Hello!
Je sais, ce n'est pas le dernier chapitre des Cheveux de Riza, mais une minuscule histoire écrite en quelques minutes après avoir vu un headcanon Royai sur tumblr, qui vient s'ajouter à mon recueil de ficlets vieux comme le monde (oui, bon j'exagère un peu, mais 2012 c'est loin quand même).
J'espère cependant qu'il vous plaira, et n'hésitez pas à laisser une review s'il vous a plu.
Le colonel Roy Mustang signa un énième dossier avec un soupir las. Cette journée était interminable, et rien ne semblait faire avancer l'aiguille de l'horloge plus rapidement. Il s'était résolu à s'occuper de la paperasse qui s'accumulait, puisque le lieutenant Hawkeye insistait là-dessus depuis déjà quelques jours. Observant ses subordonnés, il remarqua le même air d'ennui sur leur visage. Cette journée était trop longue, et les rares pauses qu'ils s'étaient accordées étaient passées beaucoup trop vite. Même Hawkeye semblait fatiguée. Vraiment, Roy était prêt à donner beaucoup pour une mission sur le terrain, ou au moins une diversion de ces dossiers barbants.
Une idée lui vint soudainement. Il prit un papier, son stylo, et traça quelques traits avec précision. Dessiner des ronds n'était pas compliqué pour un alchimiste capable d'en faire quels que soient la main, le support ou le type d'écriture. Il plaça ensuite le papier dans l'un des dossiers puis s'adressa à sa subordonnée.
— Lieutenant Hawkeye, pouvez-vous vous occuper de ces dossiers ? Je les ai terminés.

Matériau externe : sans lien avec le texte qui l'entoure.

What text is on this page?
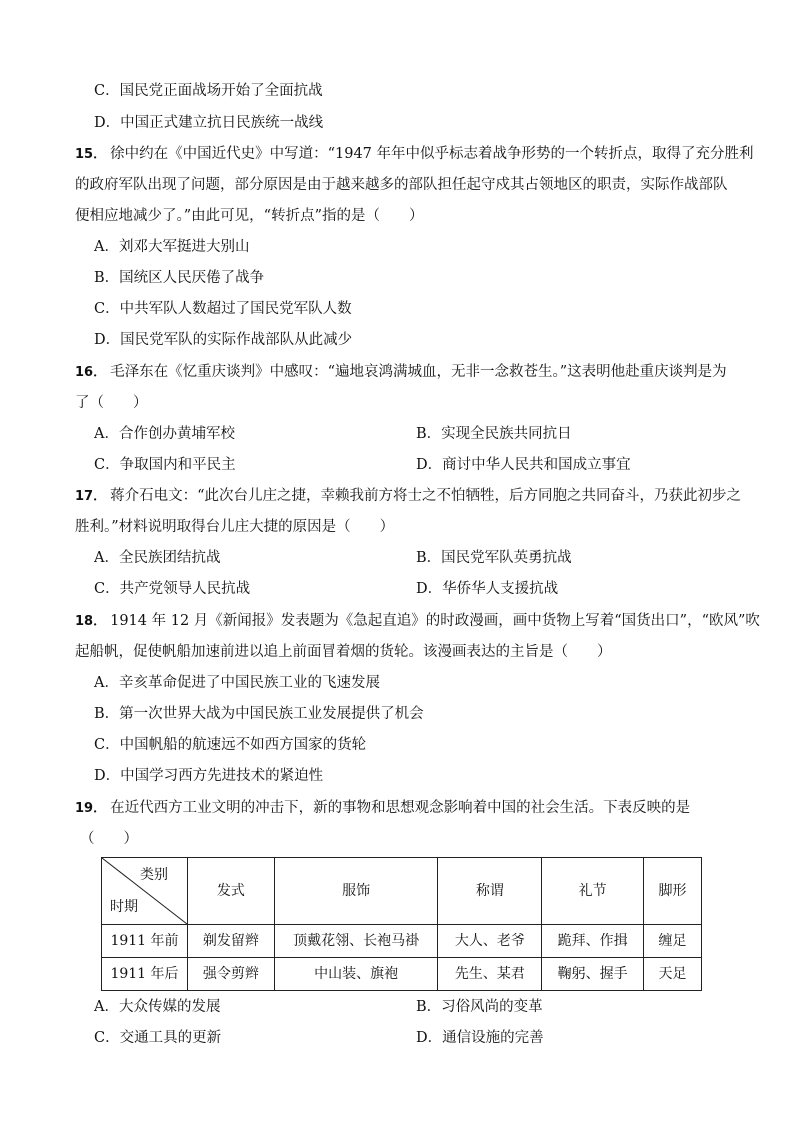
C．国民党正面战场开始了全面抗战
D．中国正式建立抗日民族统一战线
15． 徐中约在《中国近代史》中写道：“1947 年年中似乎标志着战争形势的一个转折点，取得了充分胜利
的政府军队出现了问题，部分原因是由于越来越多的部队担任起守戍其占领地区的职责，实际作战部队
便相应地减少了。”由此可见，“转折点”指的是（　　）
A．刘邓大军挺进大别山
B．国统区人民厌倦了战争
C．中共军队人数超过了国民党军队人数
D．国民党军队的实际作战部队从此减少
16． 毛泽东在《忆重庆谈判》中感叹：“遍地哀鸿满城血，无非一念救苍生。”这表明他赴重庆谈判是为
了（　　）
A．合作创办黄埔军校	B．实现全民族共同抗日
C．争取国内和平民主	D．商讨中华人民共和国成立事宜
17． 蒋介石电文：“此次台儿庄之捷，幸赖我前方将士之不怕牺牲，后方同胞之共同奋斗，乃获此初步之
胜利。”材料说明取得台儿庄大捷的原因是（　　）
A．全民族团结抗战	B．国民党军队英勇抗战
C．共产党领导人民抗战	D．华侨华人支援抗战
18． 1914 年 12 月《新闻报》发表题为《急起直追》的时政漫画，画中货物上写着“国货出口”，“欧风”吹
起船帆，促使帆船加速前进以追上前面冒着烟的货轮。该漫画表达的主旨是（　　）
A．辛亥革命促进了中国民族工业的飞速发展
B．第一次世界大战为中国民族工业发展提供了机会
C．中国帆船的航速远不如西方国家的货轮
D．中国学习西方先进技术的紧迫性
19． 在近代西方工业文明的冲击下，新的事物和思想观念影响着中国的社会生活。下表反映的是
（　　）
类别
时期	发式	服饰	称谓	礼节	脚形
1911 年前	剃发留辫	顶戴花翎、长袍马褂	大人、老爷	跪拜、作揖	缠足
1911 年后	强令剪辫	中山装、旗袍	先生、某君	鞠躬、握手	天足
A．大众传媒的发展	B．习俗风尚的变革
C．交通工具的更新	D．通信设施的完善
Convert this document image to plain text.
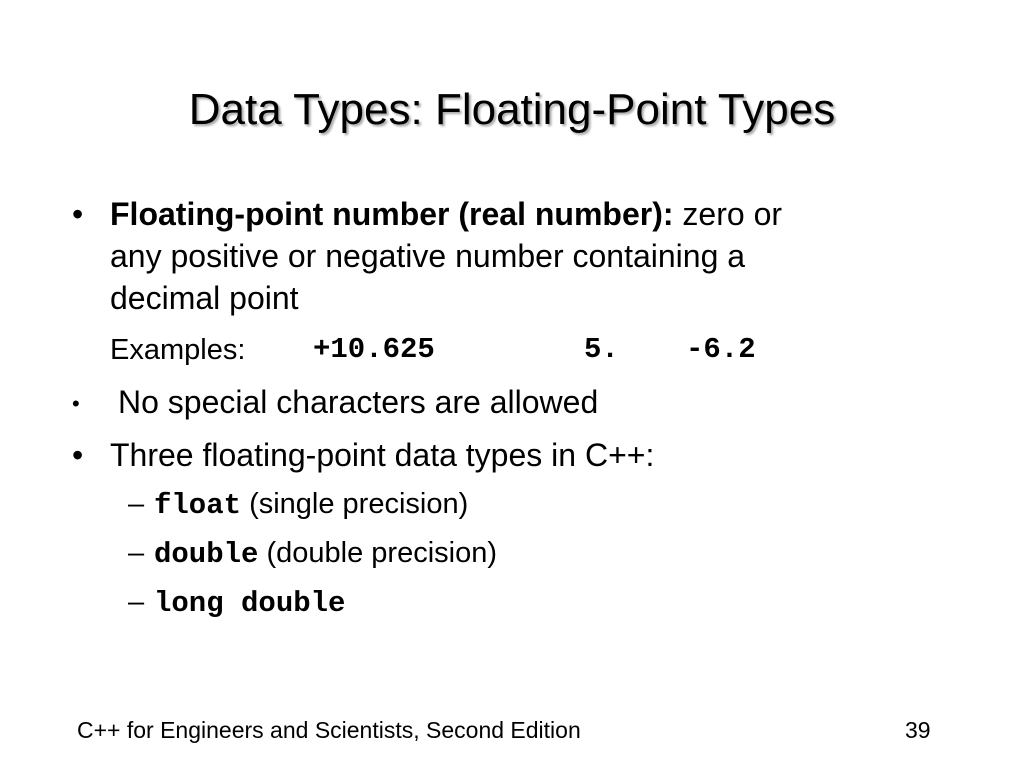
Data Types: Floating-Point Types
• Floating-point number (real number): zero or
any positive or negative number containing a
decimal point
Examples: +10.625	5. -6.2
• No special characters are allowed
• Three floating-point data types in C++:
– float (single precision)
– double (double precision)
– long double
C++ for Engineers and Scientists, Second Edition	39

La jeune femme se leva et prit les documents qu'il lui tendait. Elle se rassit ensuite à son bureau il commença à les examiner. Roy vit soudain ses gestes se figer, et elle se tourna vers lui une question dans le regard. Elle tenait entre ses mains le petit papier qu'il avait placé dans le son dernier dossier.
— Colonel, qu'est-ce que ça signifie ?
Roy lui adressa un sourire avant de déclarer :
— Lieutenant, voulez-vous m'épouser ?
Un épais silence s'installa dans le bureau, Et les quatre autres subordonnés se tournèrent vers le colonel les yeux écarquillés, la bouche ouverte sur le coup de la surprise, incapables de formuler leurs pensées. Ils ne furent cependant pas au bout de leur surprise puisque Riza répondit, avec un regard affectueux et un sourire tendre :
— Oui, colonel.
Fuery laissa échapper un petit cri, Falman laissa tomber son stylo au sol, Breda s'étouffa dans son café et Havoc écrasa la cigarette qu'il avait sortie en prévision de sa prochaine pause.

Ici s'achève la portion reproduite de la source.